About Lesson

Before I move on to the lessons related to the creation of 3D models, it is necessary to explain to you how to use reference planes, coordinate systems and axis.

To begin with, I would like to draw your attention to what you will automatically receive as soon as you start a new project. There are three basic planes – front, top and right and you can activate them very easily with a simple selection from this menu. If that is not enough for you, there is an option to set new reference planes yourself, and this can be achieved by using the Reference Geometry function. In fact, this function allows you to create new axes and coordinate systems in a similar way, and I will stick to the first option – Plane.

As soon as I click on this item, fields will appear on the left side that are intended for entering parameters (First, Second and Third Reference), and their application will depend on the elements that represent the starting point for creating a new plane. In other words, if you choose one of the existing surfaces as the basis, the program will automatically set a new reference plane and offer you the possibility to move it away from the initial position by entering a certain value (Offset).
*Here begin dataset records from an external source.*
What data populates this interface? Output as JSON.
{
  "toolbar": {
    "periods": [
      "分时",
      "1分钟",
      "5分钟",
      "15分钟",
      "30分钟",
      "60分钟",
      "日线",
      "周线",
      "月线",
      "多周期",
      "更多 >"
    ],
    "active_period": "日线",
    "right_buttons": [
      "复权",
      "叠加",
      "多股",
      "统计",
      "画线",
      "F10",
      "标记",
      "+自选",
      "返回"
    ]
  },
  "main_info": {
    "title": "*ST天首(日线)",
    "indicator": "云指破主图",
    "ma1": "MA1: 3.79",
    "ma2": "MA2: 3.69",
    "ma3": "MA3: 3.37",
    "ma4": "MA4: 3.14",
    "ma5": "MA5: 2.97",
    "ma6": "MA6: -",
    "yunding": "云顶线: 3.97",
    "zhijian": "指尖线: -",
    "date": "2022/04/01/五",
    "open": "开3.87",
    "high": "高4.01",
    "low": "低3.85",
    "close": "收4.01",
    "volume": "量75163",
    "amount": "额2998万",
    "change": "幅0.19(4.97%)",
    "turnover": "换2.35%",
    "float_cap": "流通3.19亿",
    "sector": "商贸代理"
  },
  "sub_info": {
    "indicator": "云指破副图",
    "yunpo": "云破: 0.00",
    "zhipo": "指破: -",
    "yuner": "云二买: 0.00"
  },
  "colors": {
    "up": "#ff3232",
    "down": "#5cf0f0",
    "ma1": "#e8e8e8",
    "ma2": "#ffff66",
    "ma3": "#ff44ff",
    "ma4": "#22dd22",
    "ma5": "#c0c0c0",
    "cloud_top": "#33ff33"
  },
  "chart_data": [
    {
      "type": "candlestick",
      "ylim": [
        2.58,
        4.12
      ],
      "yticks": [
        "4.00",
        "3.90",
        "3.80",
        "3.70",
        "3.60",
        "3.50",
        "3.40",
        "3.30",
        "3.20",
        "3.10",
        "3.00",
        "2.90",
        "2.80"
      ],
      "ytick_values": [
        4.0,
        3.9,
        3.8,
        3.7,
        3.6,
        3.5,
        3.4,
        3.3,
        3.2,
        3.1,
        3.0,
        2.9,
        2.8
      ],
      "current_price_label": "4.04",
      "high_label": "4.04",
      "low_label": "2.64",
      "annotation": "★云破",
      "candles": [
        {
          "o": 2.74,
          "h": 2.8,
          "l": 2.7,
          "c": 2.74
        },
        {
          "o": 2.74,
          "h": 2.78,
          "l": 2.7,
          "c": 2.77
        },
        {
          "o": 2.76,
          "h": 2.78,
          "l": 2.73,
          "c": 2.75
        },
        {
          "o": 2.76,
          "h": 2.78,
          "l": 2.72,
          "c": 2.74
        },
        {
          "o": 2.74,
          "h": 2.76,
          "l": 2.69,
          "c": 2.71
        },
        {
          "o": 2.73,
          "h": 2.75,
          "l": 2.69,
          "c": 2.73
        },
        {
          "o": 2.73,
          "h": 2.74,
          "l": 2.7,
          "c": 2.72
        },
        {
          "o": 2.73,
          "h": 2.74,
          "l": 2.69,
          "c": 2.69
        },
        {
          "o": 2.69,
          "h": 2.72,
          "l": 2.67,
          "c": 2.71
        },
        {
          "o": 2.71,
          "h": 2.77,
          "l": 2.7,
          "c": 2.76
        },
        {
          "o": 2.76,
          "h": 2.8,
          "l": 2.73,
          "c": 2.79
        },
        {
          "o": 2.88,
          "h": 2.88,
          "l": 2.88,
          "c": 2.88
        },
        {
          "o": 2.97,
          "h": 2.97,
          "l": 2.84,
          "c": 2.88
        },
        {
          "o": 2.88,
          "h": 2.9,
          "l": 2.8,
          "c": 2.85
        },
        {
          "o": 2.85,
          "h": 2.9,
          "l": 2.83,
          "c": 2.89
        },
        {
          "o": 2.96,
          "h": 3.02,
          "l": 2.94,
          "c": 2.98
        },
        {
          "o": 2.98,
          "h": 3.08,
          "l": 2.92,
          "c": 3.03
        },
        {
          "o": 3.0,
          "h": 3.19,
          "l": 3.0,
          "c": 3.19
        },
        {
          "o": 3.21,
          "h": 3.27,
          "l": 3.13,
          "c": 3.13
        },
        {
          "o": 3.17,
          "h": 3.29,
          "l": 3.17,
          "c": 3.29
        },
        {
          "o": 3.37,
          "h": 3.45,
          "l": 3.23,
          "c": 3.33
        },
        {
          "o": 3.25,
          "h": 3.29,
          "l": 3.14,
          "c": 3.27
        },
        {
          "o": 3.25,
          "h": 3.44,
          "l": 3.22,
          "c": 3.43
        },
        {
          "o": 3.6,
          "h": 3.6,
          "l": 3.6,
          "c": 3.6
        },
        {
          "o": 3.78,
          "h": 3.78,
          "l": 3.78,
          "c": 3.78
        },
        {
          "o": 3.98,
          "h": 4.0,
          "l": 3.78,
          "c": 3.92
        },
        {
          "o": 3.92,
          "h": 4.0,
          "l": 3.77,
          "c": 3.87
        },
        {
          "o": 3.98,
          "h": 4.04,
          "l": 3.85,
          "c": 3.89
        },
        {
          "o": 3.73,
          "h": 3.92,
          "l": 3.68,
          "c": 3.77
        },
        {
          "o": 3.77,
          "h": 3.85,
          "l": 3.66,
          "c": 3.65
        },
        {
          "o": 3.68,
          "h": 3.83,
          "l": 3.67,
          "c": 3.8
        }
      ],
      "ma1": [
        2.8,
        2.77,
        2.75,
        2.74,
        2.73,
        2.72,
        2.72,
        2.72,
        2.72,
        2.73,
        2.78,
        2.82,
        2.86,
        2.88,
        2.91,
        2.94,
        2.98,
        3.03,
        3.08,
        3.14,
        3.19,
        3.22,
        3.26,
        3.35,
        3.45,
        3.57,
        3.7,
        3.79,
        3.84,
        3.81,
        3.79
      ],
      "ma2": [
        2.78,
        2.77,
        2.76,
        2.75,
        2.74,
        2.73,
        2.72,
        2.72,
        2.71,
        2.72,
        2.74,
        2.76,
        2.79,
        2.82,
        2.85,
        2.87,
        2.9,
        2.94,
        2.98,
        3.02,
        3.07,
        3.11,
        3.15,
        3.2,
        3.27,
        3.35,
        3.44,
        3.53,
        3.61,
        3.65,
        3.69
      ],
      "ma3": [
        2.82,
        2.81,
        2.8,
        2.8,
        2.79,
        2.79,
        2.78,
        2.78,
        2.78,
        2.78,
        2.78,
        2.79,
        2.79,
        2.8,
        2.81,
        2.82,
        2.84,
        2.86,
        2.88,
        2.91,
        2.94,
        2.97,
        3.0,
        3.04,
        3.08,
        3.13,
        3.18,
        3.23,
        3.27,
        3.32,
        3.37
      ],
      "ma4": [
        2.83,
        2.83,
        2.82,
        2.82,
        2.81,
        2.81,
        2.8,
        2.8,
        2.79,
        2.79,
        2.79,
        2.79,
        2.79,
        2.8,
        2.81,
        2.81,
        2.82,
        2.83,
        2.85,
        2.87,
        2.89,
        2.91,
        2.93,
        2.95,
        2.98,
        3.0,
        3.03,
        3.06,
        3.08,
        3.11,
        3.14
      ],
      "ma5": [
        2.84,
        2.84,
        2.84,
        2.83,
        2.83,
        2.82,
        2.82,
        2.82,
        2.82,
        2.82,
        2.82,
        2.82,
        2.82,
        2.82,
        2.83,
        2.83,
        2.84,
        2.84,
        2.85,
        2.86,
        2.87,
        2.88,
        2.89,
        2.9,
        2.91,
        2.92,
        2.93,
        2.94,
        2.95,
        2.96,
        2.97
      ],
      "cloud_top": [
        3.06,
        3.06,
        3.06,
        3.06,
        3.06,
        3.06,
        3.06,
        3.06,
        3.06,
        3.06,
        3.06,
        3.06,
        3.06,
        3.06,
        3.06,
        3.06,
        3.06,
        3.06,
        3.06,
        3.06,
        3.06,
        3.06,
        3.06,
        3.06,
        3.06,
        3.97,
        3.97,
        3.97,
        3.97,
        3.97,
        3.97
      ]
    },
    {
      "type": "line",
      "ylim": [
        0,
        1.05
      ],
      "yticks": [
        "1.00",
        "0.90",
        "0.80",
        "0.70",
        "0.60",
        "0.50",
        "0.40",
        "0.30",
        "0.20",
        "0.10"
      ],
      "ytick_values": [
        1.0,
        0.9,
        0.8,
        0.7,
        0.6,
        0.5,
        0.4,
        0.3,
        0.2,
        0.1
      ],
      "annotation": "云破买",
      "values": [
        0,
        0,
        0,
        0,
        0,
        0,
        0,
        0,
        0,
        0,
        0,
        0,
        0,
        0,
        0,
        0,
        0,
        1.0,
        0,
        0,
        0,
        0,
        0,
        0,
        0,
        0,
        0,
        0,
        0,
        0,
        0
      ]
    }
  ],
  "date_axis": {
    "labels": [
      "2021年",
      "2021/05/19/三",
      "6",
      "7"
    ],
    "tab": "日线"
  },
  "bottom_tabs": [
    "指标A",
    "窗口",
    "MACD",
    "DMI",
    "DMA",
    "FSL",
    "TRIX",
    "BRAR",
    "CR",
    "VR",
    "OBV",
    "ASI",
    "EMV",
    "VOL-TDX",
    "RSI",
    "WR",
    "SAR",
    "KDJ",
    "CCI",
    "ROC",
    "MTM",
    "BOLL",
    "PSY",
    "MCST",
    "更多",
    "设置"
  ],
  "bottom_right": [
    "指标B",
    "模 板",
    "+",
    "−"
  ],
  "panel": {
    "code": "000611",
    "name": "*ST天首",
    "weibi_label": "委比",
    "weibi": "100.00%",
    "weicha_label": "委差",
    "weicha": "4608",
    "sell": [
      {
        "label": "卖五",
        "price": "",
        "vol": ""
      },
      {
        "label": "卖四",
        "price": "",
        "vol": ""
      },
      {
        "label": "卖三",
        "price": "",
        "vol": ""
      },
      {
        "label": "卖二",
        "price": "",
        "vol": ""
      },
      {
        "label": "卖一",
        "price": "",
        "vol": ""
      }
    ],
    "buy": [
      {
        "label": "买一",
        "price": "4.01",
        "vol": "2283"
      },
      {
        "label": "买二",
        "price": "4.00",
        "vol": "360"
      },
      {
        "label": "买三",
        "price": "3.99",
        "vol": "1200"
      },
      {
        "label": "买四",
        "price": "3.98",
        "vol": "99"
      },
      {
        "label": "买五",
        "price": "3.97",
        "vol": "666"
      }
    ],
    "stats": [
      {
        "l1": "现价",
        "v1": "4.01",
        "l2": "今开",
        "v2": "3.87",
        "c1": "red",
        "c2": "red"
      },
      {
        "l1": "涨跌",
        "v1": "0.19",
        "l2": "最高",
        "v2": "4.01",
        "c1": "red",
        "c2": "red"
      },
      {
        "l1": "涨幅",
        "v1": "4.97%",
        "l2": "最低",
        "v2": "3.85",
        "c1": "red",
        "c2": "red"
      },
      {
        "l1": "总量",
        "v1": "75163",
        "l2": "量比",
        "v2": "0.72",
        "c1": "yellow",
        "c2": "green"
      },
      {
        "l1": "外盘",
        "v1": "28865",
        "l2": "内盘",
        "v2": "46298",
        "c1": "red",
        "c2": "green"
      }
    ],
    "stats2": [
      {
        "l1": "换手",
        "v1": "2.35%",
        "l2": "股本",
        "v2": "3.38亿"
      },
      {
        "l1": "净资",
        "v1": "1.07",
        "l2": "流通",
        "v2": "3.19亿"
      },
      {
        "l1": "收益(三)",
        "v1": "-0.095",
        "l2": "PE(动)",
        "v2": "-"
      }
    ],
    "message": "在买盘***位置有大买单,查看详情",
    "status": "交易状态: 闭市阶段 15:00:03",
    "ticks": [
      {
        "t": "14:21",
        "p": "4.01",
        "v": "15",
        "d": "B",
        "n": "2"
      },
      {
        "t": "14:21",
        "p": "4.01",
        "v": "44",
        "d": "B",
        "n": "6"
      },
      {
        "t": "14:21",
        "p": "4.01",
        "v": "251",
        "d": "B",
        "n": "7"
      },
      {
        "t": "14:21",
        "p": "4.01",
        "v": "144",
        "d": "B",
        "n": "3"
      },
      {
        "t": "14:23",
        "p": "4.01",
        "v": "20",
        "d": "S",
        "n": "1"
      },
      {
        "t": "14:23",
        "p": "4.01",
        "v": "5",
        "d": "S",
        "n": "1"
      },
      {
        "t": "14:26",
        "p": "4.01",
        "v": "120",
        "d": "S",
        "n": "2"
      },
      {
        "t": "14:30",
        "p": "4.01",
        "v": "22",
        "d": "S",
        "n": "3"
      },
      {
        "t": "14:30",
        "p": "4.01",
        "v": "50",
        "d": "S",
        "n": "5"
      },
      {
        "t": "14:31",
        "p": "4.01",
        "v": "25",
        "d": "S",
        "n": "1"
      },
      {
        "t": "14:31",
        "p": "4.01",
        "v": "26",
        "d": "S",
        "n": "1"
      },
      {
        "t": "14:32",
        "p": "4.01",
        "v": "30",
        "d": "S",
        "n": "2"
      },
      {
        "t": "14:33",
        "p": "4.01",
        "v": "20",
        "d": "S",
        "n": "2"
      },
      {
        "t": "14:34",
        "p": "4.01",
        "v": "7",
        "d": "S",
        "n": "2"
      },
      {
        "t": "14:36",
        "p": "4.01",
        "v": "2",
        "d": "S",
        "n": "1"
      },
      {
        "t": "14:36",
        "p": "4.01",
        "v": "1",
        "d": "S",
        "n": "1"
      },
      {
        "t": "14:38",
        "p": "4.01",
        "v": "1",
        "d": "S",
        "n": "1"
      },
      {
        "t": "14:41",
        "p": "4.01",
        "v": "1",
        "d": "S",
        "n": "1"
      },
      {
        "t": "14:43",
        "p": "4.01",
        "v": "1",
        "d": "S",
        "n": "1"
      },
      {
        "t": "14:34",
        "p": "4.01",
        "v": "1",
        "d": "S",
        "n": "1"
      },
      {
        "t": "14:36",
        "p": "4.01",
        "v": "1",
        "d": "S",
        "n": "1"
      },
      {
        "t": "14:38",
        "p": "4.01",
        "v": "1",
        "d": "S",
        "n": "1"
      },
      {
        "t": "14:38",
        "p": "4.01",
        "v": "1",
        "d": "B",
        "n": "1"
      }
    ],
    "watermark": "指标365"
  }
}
I will take this opportunity and complete this function in one go.

If instead of the surface I choose an edge as the first parameter, the program will expect me to click on another element, for example another line, and only then create a new reference plane. To make this example even clearer, as the second parameter I will choose the edge that belongs to the lower surface and in this way get a slanted plane.

If you want to set a new reference plane with the help of 3D points, you will need all three parameters. To show you how it looks in practice, I’ll click again on the Plane option and then select three different points. As you can see, a new reference plane automatically appeared on the screen, which means that I have successfully completed this task as well.

Before continuing, I will select from the Window menu the item that represents a new example and immediately start the function to create new axes. After that, several options will appear on the left side of the screen, which means that the desired result can be reached by applying different parameters. In other words, if you need an axis that matches one of the existing edges, simply select the first option (One Line/Edge/Axis) and click on the appropriate element. This will be enough for a dashed line to appear on the screen representing the new axis. In a similar way, you can also use a curved edge, but in this case the axis will appear at the point representing the center of the curve.

The second option (Two Planes) allows you to use two different planes to set the shaft. For the sake of easier selection, I will use the list that includes all existing elements and with two clicks choose the front and the right plane. The line marking their intersection will automatically become the new axis, and that’s exactly what I wanted to achieve.

By using the Two Points option, you can choose any two points in space, and the program will place a new axis through them. To that end, I will choose vertices that are on opposite sides and thus complete this procedure.

If you have a curved surface on your model, select the Cylindrical/Conical Face option and simply click on it. This will be enough for a new axis to appear on the screen because the center of the curve will be used for its positioning.

The last option, Point and Face Plane, allows you to place a new axis with the help of one point and some of the existing surfaces. To show you how this works, I will first select this point and then click on the top surface of this object. These two parameters will be quite enough to determine the position of the new axis, and it will be placed perpendicular to the selected surface and will pass through a certain point.

In order to show you how to create new coordinate systems, I need a suitable example, so for that purpose I will choose the third item from the Window menu and display its contents. Each model already contains a basic coordinate system, and its position can be easily checked. It is enough to activate the Origin option and look for the blue dot that marks its beginning. In this case, it is located on the lower surface of the object, and I would like to move it to one of the existing vertices. To that end, I’ll run the Coordinate System function and simply click on the desired point. The program will automatically move the coordinate origin and use the existing edges to set the X, Y, and Z axes. Admittedly, there is a possibility that I will subsequently influence their schedule, but for now I will be satisfied with the existing situation and complete this operation.

To show you the significance of this change, I will click on the Evaluate option and run the Mass Properties function. At that moment, a new frame with data related to the selected object will appear on the screen, and for now it is enough to know that they are calculated based on the Default coordinate system. Since I have at my disposal the system that I created a little while ago, it will not be difficult for me to choose the appropriate item from this list and thus influence the displayed values. As you can see for yourself, different coordinates of the center of mass appeared on the screen, those corresponding to the new coordinate system.